The study’s discoveries regarding mtDNA transcription in neurons carry profound implications for future research in mitochondrial metabolic disease^[12,13]. The identification of CaMKII and CREB as responders to calcium signaling changes in mitochondria represents a novel finding that opens new research avenues. Furthermore, this work provides a foundation for investigating potential analogous mechanisms of mitochondrial excitatory transcription coupling in non-neuronal cells, which could influence metabolic diseases in other systems.
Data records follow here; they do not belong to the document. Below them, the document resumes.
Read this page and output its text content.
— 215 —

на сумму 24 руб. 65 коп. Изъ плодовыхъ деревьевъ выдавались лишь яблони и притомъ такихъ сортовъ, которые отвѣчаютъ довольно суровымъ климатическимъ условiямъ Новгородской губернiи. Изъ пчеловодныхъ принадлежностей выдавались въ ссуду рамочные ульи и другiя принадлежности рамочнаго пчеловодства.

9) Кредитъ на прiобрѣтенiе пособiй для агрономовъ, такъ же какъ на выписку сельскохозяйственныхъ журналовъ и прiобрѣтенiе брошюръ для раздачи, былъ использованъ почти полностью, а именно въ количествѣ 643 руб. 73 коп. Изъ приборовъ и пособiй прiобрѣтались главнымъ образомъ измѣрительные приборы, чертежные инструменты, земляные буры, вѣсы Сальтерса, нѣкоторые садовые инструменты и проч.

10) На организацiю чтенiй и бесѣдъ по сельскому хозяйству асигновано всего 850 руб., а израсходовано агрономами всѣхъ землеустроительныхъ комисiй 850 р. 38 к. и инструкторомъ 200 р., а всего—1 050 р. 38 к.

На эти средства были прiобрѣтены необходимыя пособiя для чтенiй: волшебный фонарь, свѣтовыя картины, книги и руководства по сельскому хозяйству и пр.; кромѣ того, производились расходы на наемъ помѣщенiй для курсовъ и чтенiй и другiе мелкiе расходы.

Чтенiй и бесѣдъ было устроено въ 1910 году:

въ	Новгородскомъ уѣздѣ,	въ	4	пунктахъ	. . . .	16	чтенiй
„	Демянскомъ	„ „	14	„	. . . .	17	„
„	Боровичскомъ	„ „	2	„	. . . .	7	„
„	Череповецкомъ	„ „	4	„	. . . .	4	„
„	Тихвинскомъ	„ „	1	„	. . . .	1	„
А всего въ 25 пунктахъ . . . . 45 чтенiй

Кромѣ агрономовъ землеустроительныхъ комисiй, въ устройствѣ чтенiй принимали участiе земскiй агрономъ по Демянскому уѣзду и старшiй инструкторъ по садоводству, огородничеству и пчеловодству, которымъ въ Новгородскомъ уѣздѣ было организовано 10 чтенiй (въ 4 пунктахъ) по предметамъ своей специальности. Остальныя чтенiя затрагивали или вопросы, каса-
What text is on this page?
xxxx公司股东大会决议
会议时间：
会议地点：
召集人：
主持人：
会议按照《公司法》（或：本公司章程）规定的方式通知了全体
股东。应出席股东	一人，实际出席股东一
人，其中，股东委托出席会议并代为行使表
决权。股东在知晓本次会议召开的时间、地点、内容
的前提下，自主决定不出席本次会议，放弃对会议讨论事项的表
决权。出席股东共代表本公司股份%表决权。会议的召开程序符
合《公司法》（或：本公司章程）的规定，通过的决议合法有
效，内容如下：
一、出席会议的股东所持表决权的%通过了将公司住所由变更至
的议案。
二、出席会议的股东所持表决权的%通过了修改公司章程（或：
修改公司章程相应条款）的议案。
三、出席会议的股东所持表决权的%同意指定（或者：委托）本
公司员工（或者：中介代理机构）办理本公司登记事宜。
Overall, these novel findings and future directions establish a basis for advancing our understanding of age-related cognitive decline and developing innovative therapeutic strategies to enhance elderly individuals’ quality of life.

CONCLUSION

In conclusion, the work by Li et al. fundamentally advances our understanding of brain aging by elucidating a novel mechanism of E-TC_mito. The research demonstrates that the age-related breakdown of activity-dependent calcium signaling to the mitochondrion, and the consequent failure to activate the intra-mitochondrial CaMKII-CREB axis, is a critical factor in synaptic dysfunction and memory decline^[5]. The present study proposes a novel framework for understanding age-related cognitive deficits by bridging the gap between neuronal activity, mitochondrial gene expression, and cognitive output. In addition, it firmly establishes mitochondrial E-TC_mito and its key regulators as promising therapeutic targets for combating neurodegenerative diseases.